One of the no less significant episodes in the history of the development of the Internet (and its limitations) today goes back to the events of the “Arab Spring”, when in 2011 the Egyptian authorities actually disconnected the country from the Network in order to restrict the access of protesters to information. Even then, the damage from this, albeit short-term, shutdown was estimated at $ 90 million, which is hardly a small amount, given the relatively weak development of communication technologies in Egypt.
Since then, residents of many countries have become familiar with the practices of disconnecting from the Network: from India, the world leader in the number of short-term outages, to Myanmar or Kazakhstan.
But disconnecting from the Network entirely is only one of the options, and, as experience shows, there are more point options in the arsenal of states.

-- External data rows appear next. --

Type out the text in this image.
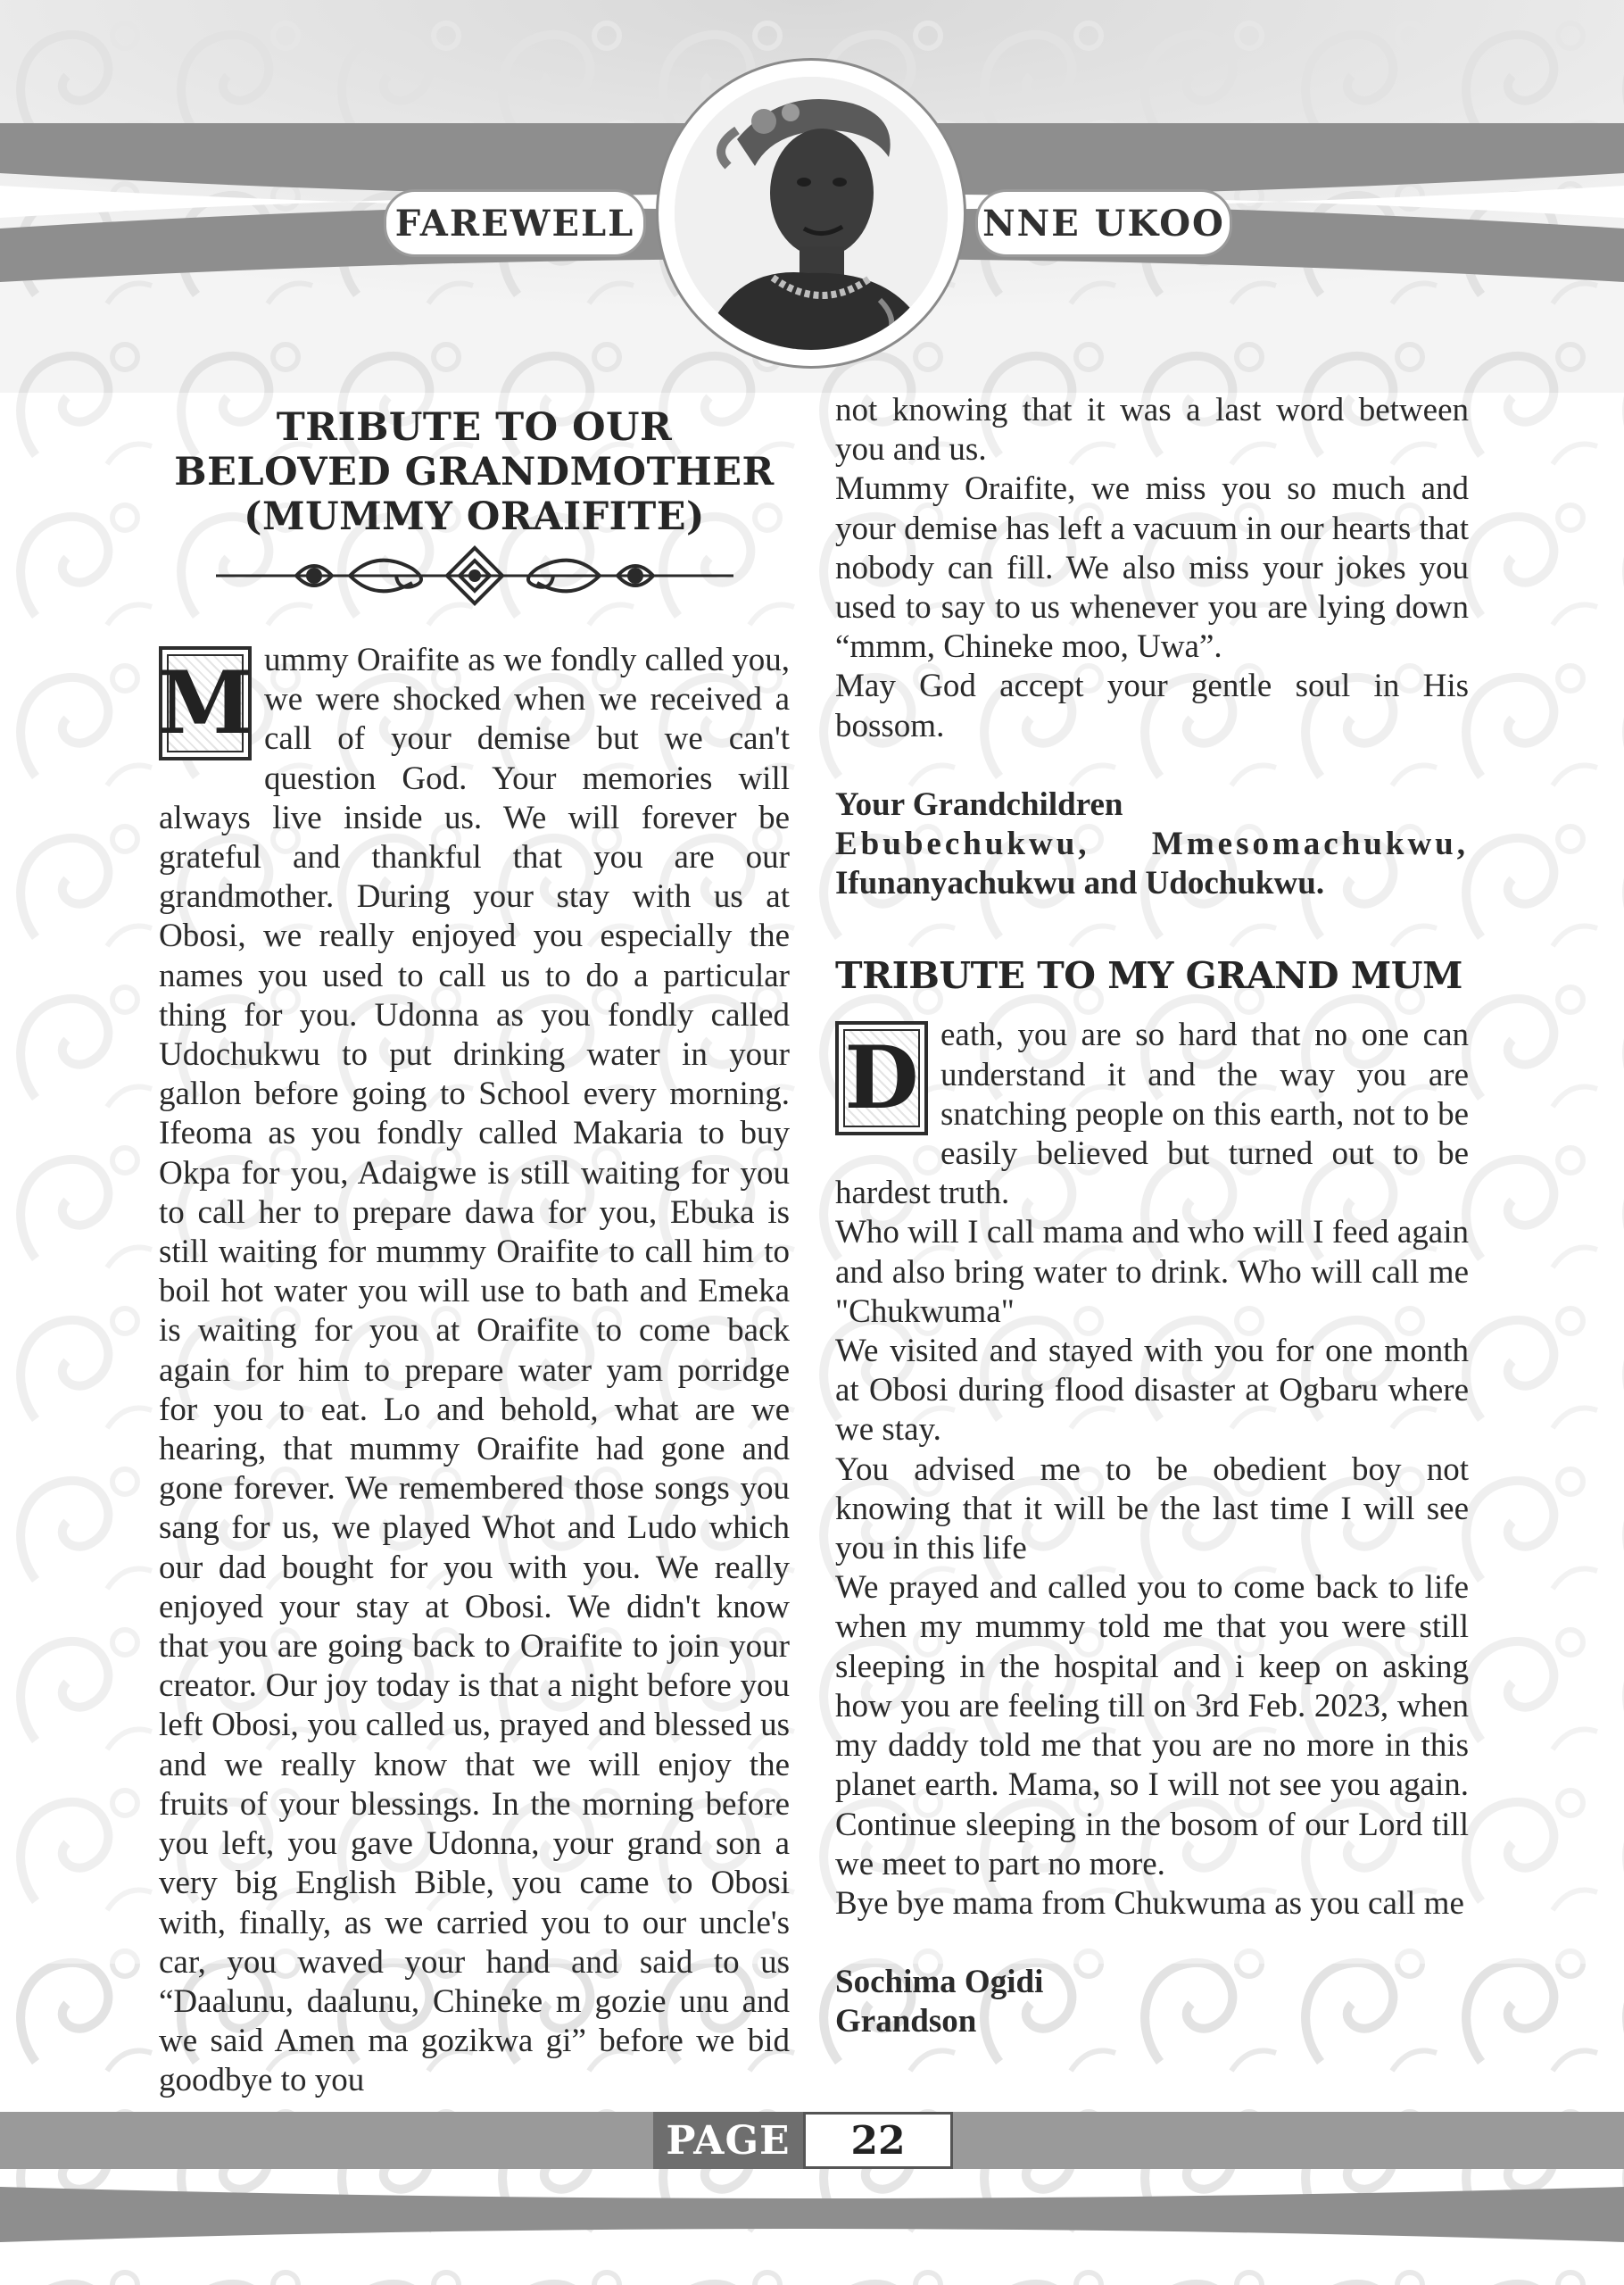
FAREWELL	NNE UKOO
TRIBUTE TO OUR
BELOVED GRANDMOTHER
(MUMMY ORAIFITE)

M ummy Oraifite as we fondly called you, we were shocked when we received a call of your demise but we can't question God. Your memories will always live inside us. We will forever be grateful and thankful that you are our grandmother. During your stay with us at Obosi, we really enjoyed you especially the names you used to call us to do a particular thing for you. Udonna as you fondly called Udochukwu to put drinking water in your gallon before going to School every morning. Ifeoma as you fondly called Makaria to buy Okpa for you, Adaigwe is still waiting for you to call her to prepare dawa for you, Ebuka is still waiting for mummy Oraifite to call him to boil hot water you will use to bath and Emeka is waiting for you at Oraifite to come back again for him to prepare water yam porridge for you to eat. Lo and behold, what are we hearing, that mummy Oraifite had gone and gone forever. We remembered those songs you sang for us, we played Whot and Ludo which our dad bought for you with you. We really enjoyed your stay at Obosi. We didn't know that you are going back to Oraifite to join your creator. Our joy today is that a night before you left Obosi, you called us, prayed and blessed us and we really know that we will enjoy the fruits of your blessings. In the morning before you left, you gave Udonna, your grand son a very big English Bible, you came to Obosi with, finally, as we carried you to our uncle's car, you waved your hand and said to us “Daalunu, daalunu, Chineke m gozie unu and we said Amen ma gozikwa gi” before we bid goodbye to you

not knowing that it was a last word between you and us.

Mummy Oraifite, we miss you so much and your demise has left a vacuum in our hearts that nobody can fill. We also miss your jokes you used to say to us whenever you are lying down “mmm, Chineke moo, Uwa”.

May God accept your gentle soul in His bossom.

Your Grandchildren
Ebubechukwu, Mmesomachukwu,
Ifunanyachukwu and Udochukwu.
TRIBUTE TO MY GRAND MUM

D eath, you are so hard that no one can understand it and the way you are snatching people on this earth, not to be easily believed but turned out to be hardest truth.

Who will I call mama and who will I feed again and also bring water to drink. Who will call me "Chukwuma"

We visited and stayed with you for one month at Obosi during flood disaster at Ogbaru where we stay.

You advised me to be obedient boy not knowing that it will be the last time I will see you in this life

We prayed and called you to come back to life when my mummy told me that you were still sleeping in the hospital and i keep on asking how you are feeling till on 3rd Feb. 2023, when my daddy told me that you are no more in this planet earth. Mama, so I will not see you again. Continue sleeping in the bosom of our Lord till we meet to part no more.

Bye bye mama from Chukwuma as you call me

Sochima Ogidi
Grandson
PAGE	22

The experience of the People’s Republic of China and the “Great Chinese Firewall” is particularly noteworthy in the issue of Internet restrictions.
This is an Internet content filtering system in China, which fully started working in the 2010s. It allows ordinary users to block access to a number of global Internet resources and opens up unprecedented opportunities for the authorities to control the entire media field. Facebook Instagram, Google, Twitter, Youtube, Spotify do not work in the country, access to the websites of the New York Times, BBC Financial Times, CNN is also closed.
The full list of blocked resources is so extensive that portals have appeared on the Network that allow you to “break through” whether a particular resource is blocked in the country. But simply blocking is not the way of China, the authorities have made a bet on creating their own “mini—Internet”. The abundance of local “substitutes” for Western services almost completely covers the needs of the average citizen, and the Chinese government at the same time gets control over the dissemination of information.